En cherchant à décrire les récits les plus marquants de l’écrivain, l’ouvrage dirigé par Pelletier entend jeter, cette fois, les jalons d’une enquête qui sera appelée à rendre compte de toutes les dimensions des oeuvres de Beaulieu. Recueil essentiellement composé de travaux d’étudiants et d’étudiantes, à l’exception du chapitre que Pelletier lui-même consacre à l’imaginaire parodique chez Beaulieu, le livre n’échappe guère malheureusement aux aléas de la publication souvent prématurée de textes trop longs et surtout terriblement digressifs.
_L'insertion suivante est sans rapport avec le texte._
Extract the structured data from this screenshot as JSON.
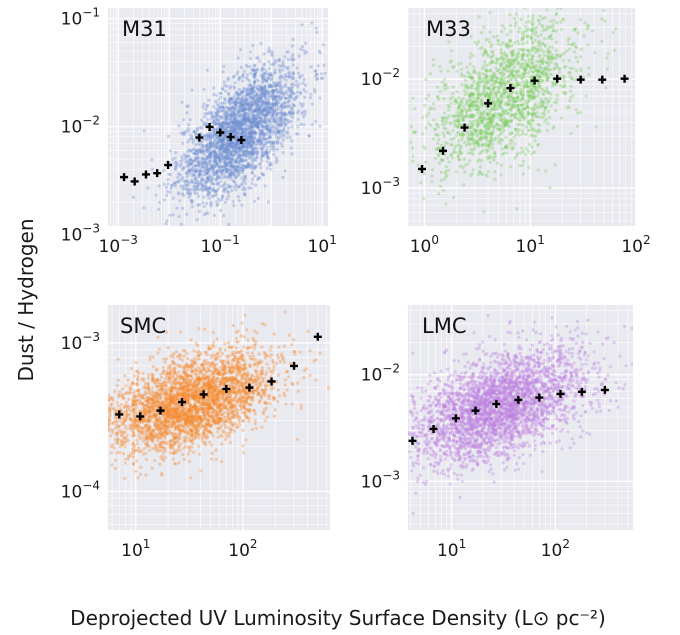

Cela dit, il faut y souligner de belles analyses, en dépit de la difficulté théorique que posait la lecture des oeuvres de Beaulieu.

C’est à Michel Nareau que revient la tâche d’examiner la présence de Melville dans l’essai que, très tôt dans sa carrière (1978), Beaulieu consacre à l’auteur du grand roman Moby Dick. « Le premier à concevoir une épopée américaine » (329), Melville se présente au romancier québécois comme le précurseur d’une entreprise d’appropriation des mythes continentaux. Bien plus, substitut littéraire du père, Melville fonde l’oeuvre à venir dans un processus de filiation, « légitimant sa trajectoire et sa vision » (333). De là naîtra le personnage récurrent d’Abel Beauchemin par lequel il sera « possible de produire un discours libérateur » (332). Dans les articles rassemblés ici, la référence au père occupe donc une place déterminante. Elle est l’objet, par exemple, de la lecture bakhtinienne qu’offre Martin Peyton du roman Race de monde, oeuvre embryonnaire qui met en place les fondements d’une épopée nationale québécoise. Dans l’optique de Peyton, Beaulieu carnavalise la famille canadienne-française traditionnelle en irradiant au passage de nombreuses oeuvres romanesques du passé québécois, dont il reprendra sur le mode du grotesque l’annonce du déclin généralisé de l’histoire.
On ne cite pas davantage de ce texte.